Il primo rifornimento regolare di gnl su una linea di lungo raggio in Italia è stato effettuato a Genova, in applicazione delle nuove linee guida ministeriali. Attualmente Genova rappresenta il principale punto di riferimento nazionale per questo tipo di operazioni, aprendo la strada a una progressiva estensione anche ad altri porti: «Sperimentare e consolidare rifornimenti regolari a gnl è un passaggio cruciale. Significa creare infrastrutture, sicurezza operativa e replicabilità per tutta la flotta italiana».

La nuova nave

La nuova nave dispone di 440 cabine e di ampi spazi pubblici progettati per garantire comfort, luminosità e qualità dell’esperienza di viaggio.

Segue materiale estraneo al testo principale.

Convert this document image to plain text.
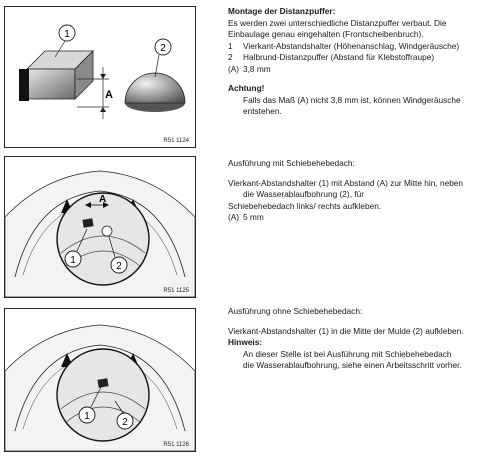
A
1
2
R51 1124
A
1
2
R51 1125
1
2
R51 1126

Montage der Distanzpuffer:

Es werden zwei unterschiedliche Distanzpuffer verbaut. Die

Einbaulage genau eingehalten (Frontscheibenbruch).

1	Vierkant-Abstandshalter (Höhenanschlag, Windgeräusche)
2	Halbrund-Distanzpuffer (Abstand für Klebstoffraupe)
(A) 3,8 mm

Achtung!

Falls das Maß (A) nicht 3,8 mm ist, können Windgeräusche

entstehen.

Ausführung mit Schiebehebedach:

Vierkant-Abstandshalter (1) mit Abstand (A) zur Mitte hin, neben

die Wasserablaufbohrung (2), für

Schiebehebedach links/ rechts aufkleben.

(A) 5 mm

Ausführung ohne Schiebehebedach:

Vierkant-Abstandshalter (1) in die Mitte der Mulde (2) aufkleben.

Hinweis:

An dieser Stelle ist bei Ausführung mit Schiebehebedach

die Wasserablaufbohrung, siehe einen Arbeitsschritt vorher.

Il progetto è stato rivisto per potenziare l’offerta passeggeri, mantenendo standard elevati sia per il traffico merci sia per quello turistico.

«Non dimentichiamo mai l’esperienza dei nostri passeggeri: innovazione e sostenibilità devono andare di pari passo con comfort e sicurezza». Ogni anno Gnv trasporta circa 770.000 passeggeri da e per la Sicilia. L’impatto economico complessivo generato dai passeggeri sulle destinazioni italiane è stimato in quasi 1 miliardo di euro, mentre quello legato al trasporto merci supera 1,5 miliardi di euro. «Questi numeri confermano che il nostro network di rotte non è solo trasporto, ma uno strumento di sviluppo. La flotta Gnv  è la prova concreta di come innovazione, economia e sostenibilità possano crescere insieme» conclude Catani.